Sunday, March 28, 2010

Who can inherit Malawi Music?

Looking at the headline above one could be led to believe that what I am saying is that Malawian music is bereft. While I can or not compare it to a child who has parents that are either very poor, dead or careless to take care of it, I still have the conviction that somebody has to inherit our music.
What has brought these thoughts to me is how France adopted music of the Democratic Republic of Congo formerly Zaire and put it to stardom.
Congolese music has been given a big boost by the French showbiz companies or personnel who have promoted groups or individual Congolese musicians thereby creating a special seat amongst the elites in as far as the world music summit is concerned.
By extension, several countries have their media, completely dedicating airtime or space to DRC music and musicians.
Take for example the programme called ‘Ambiance Congo’ which is a radio programme entirely devoting it’s time to such music on WRIR 97.3 FM in Richmond, Virginia, USA. Even the US National Public Radio (NPR), which runs Top 10 African Music albums of the year, has the dominant sound coming from the Congolese music.
Mbokamosika is a French blog that only talks about Congolese Music including loading music from old and famous Congolese artists like the all time great Leon Bukusa while other blogs like the Matsuli Music has Franco Luambo Makiadi revered as the King of Congolese Rhumba dictating terms.
Now most Congolese musicians have become rich because they have been well managed by their French managers and their music professionally distributed leading to a steady income or hitting instant gold depending on the attractiveness of their wares.
They also have international visibility which as a singing nation ourselves, [or should it be a musical nation] we badly need.

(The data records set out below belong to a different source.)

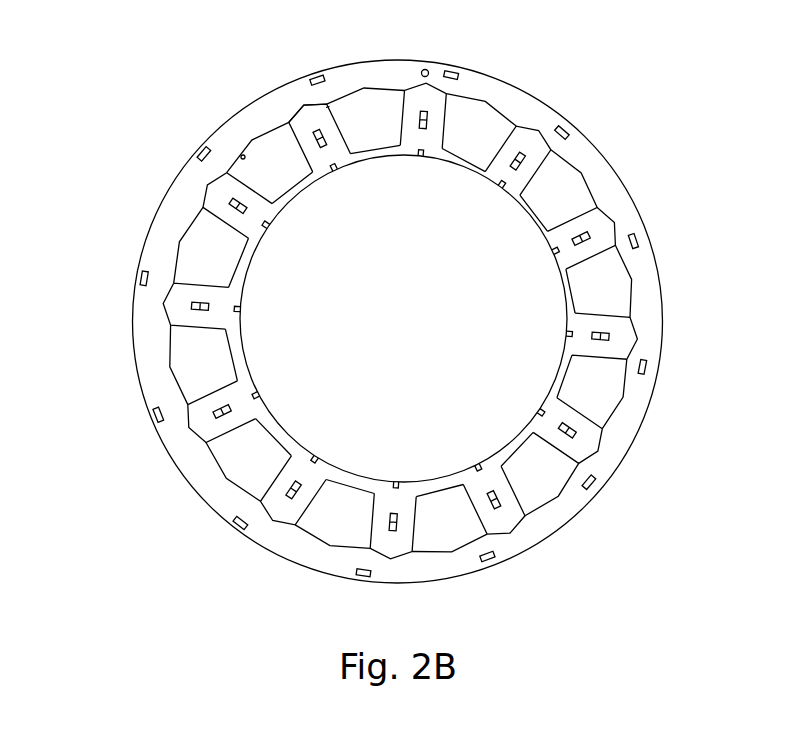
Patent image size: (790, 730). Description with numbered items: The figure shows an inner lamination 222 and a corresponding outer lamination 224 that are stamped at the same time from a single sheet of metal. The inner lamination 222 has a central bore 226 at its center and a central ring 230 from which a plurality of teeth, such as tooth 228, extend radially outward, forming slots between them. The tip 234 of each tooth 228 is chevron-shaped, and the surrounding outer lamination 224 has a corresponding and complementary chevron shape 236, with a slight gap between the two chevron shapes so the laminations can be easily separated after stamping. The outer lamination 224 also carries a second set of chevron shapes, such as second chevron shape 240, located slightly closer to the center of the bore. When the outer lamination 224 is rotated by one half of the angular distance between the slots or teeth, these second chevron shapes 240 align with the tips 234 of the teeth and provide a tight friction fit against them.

The inner lamination 222 is at (392, 285).
The outer lamination 224 is at (152, 215).
The central bore 226 is at (381, 334).
The tooth 228 is at (320, 113).
The central ring 230 is at (352, 170).
The tip 234 is at (293, 117).
The chevron shape 236 is at (323, 107).
The second chevron shape 240 is at (243, 157).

But since their success in music is traced down to their colonial masters, maybe we have all the reasons to blame the British for having failed us in this respect.
In the first place, the French assimilation policy in all the countries they colonised to an extent helped such countries in all aspects of life including arts especially music.
While the British were busy being nauseated with how we were as a people, since they were busy hiding from our African odour from their fastidious noses they missed our artistic talents and therefore they could not promote it in any way.
The French realised this and they came to open the French Cultural Centre, which to an extent has helped our musicians. MP Aaron Sangala and Sally Nyundo have at least benefited from this arrangement.
However, looking at how still backward we are as musical nation, can please someone adopt us and manage our music? We seem not to have the capacity to do it ourselves.